For now, things are different—the help system resembles supervision, albeit relatively mild, and having a diagnosis means exaggerated loss of rights, limiting social adaptation. In healthcare, the diagnosis is more important than the patient’s current state, even though that’s what determines quality of life. I’ve often seen children with autism or childhood schizophrenia taught using programs meant for intellectual disability. Even a layperson can see these disorders are very different, and a specialist knows that every child with intellectual disability has unique features. A system that thinks in terms of “normal-pathology” and “diagnosis-correction” deprives itself of the chance to approach patients individually, and people around are often not ready to see a sick child as sick. To them, the child just behaves abnormally and disrupts their sense of order. Jung wrote about society’s tendency to focus on the “average person.” The mentally ill can never be average.

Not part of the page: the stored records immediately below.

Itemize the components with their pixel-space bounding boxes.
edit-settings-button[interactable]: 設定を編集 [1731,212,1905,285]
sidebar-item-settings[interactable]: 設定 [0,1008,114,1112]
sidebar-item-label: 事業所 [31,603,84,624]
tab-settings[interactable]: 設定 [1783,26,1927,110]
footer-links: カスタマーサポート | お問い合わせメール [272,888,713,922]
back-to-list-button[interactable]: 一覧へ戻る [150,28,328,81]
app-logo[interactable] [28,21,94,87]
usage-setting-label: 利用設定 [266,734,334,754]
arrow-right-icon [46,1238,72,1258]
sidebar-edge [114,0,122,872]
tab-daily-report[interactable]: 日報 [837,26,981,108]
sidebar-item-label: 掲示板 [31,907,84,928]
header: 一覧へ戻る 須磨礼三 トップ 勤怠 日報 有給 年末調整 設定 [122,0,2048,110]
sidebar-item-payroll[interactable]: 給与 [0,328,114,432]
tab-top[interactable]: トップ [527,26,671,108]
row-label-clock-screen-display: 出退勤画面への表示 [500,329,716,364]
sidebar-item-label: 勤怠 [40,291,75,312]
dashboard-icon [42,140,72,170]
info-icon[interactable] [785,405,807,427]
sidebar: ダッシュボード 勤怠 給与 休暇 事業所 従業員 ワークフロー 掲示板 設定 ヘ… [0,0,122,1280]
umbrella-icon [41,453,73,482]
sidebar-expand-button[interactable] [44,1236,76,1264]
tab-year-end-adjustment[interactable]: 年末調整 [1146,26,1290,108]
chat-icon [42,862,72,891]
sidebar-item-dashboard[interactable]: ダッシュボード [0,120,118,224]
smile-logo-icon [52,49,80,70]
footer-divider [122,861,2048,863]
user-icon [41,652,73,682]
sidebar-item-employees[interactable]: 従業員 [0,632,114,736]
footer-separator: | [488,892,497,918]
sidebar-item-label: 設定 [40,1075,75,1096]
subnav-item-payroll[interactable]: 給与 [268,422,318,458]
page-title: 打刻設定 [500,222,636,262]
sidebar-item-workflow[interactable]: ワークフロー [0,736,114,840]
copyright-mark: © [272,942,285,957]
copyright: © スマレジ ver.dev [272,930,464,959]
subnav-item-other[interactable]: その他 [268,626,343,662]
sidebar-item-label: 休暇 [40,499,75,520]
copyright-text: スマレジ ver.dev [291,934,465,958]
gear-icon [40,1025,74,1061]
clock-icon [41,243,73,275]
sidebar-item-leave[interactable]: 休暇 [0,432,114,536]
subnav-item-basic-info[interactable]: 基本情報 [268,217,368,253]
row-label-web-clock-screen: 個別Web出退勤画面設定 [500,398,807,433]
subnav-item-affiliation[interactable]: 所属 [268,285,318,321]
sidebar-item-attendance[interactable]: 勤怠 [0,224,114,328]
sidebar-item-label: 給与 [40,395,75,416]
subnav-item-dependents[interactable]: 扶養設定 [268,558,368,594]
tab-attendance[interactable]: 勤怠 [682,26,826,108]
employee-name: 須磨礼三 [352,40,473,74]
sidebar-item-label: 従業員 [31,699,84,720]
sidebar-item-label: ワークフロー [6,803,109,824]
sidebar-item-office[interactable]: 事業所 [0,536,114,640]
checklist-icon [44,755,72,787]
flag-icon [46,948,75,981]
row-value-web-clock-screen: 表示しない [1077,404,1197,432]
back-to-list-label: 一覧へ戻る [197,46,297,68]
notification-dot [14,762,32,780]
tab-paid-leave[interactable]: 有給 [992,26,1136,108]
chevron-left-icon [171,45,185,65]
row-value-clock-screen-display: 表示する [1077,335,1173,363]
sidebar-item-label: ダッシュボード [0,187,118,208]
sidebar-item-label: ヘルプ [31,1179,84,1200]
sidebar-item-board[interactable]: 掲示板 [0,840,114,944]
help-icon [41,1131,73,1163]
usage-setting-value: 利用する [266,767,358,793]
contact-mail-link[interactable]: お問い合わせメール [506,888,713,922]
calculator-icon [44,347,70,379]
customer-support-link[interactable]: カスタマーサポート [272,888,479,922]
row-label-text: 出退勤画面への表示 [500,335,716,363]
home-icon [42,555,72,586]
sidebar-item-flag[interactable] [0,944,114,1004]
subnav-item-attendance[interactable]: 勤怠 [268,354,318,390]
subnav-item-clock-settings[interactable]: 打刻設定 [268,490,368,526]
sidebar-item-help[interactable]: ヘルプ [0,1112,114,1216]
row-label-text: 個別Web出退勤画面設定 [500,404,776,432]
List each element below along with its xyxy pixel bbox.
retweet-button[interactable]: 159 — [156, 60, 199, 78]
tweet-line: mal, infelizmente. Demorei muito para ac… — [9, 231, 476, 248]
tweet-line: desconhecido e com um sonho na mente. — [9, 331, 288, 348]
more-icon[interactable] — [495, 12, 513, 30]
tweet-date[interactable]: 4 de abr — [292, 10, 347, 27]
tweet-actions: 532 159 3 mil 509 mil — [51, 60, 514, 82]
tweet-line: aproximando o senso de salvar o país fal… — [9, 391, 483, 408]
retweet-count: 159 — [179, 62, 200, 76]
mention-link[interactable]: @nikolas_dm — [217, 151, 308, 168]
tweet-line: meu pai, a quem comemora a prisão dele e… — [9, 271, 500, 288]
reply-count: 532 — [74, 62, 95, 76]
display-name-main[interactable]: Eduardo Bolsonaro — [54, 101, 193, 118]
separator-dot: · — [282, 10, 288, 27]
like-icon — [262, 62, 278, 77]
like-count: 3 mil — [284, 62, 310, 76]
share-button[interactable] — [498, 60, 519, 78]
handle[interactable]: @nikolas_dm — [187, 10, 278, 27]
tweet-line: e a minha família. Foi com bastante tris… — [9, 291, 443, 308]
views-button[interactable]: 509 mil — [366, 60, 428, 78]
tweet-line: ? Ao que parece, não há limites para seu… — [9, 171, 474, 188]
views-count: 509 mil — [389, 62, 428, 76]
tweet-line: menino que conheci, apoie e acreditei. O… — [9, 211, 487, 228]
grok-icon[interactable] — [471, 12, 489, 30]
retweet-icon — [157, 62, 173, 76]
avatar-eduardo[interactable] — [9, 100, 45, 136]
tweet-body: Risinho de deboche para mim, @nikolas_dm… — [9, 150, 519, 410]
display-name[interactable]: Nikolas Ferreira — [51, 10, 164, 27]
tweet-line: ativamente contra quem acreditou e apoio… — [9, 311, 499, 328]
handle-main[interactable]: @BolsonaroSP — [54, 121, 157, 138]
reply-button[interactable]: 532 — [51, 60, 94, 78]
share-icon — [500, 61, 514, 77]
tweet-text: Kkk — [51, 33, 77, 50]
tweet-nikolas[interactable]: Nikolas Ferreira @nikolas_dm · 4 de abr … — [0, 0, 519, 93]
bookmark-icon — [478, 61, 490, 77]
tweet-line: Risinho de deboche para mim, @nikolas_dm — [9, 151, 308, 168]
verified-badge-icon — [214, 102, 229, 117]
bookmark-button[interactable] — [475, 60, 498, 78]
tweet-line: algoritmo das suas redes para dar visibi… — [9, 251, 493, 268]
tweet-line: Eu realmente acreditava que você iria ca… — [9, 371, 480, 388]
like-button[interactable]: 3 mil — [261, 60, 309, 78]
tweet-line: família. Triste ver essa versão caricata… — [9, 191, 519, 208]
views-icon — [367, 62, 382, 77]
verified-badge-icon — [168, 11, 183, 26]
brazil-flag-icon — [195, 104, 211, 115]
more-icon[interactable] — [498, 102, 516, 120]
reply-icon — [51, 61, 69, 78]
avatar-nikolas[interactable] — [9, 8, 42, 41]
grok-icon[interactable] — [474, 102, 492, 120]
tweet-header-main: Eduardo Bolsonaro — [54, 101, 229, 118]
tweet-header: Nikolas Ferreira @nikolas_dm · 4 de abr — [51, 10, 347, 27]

It turns out that the most innovative way to organize psychiatric care is not new, but a well-forgotten old one. Classical psychiatry, ready to be an interdisciplinary field—integrating medicine, education, psychology, philosophy, social work, and sometimes even religion—can become the core of a new system, where care is built for each patient de novo. We’ll have to return to a psychotherapeutic focus and diagnostics aimed at studying the inner world, not just external symptoms. We can’t do without mass education of the “normal” world to overcome their aggression and fear toward the mentally ill. Otherwise, we’ll just keep isolating people with mental disorders so they don’t remind us of our own potential for madness, because encountering mental illness is an inevitable doubt in the reality of our world.
The psychiatrist played by Marlon Brando in the wonderful film “Don Juan DeMarco” gradually realizes that his patient’s world is much more interesting than his own limited one. Meeting someone mentally different can expand our ideas of what a person can be—if humanity is more important to us than the illusion of social and mental stability. In seminars for psychologists, I ask participants to recall their own “psychopathological” experiences—states and phenomena that frightened or confused them—and they always find some. Deep down, we all have some experience of psychopathology. Psychiatry is closer than it seems, and we shouldn’t forget that.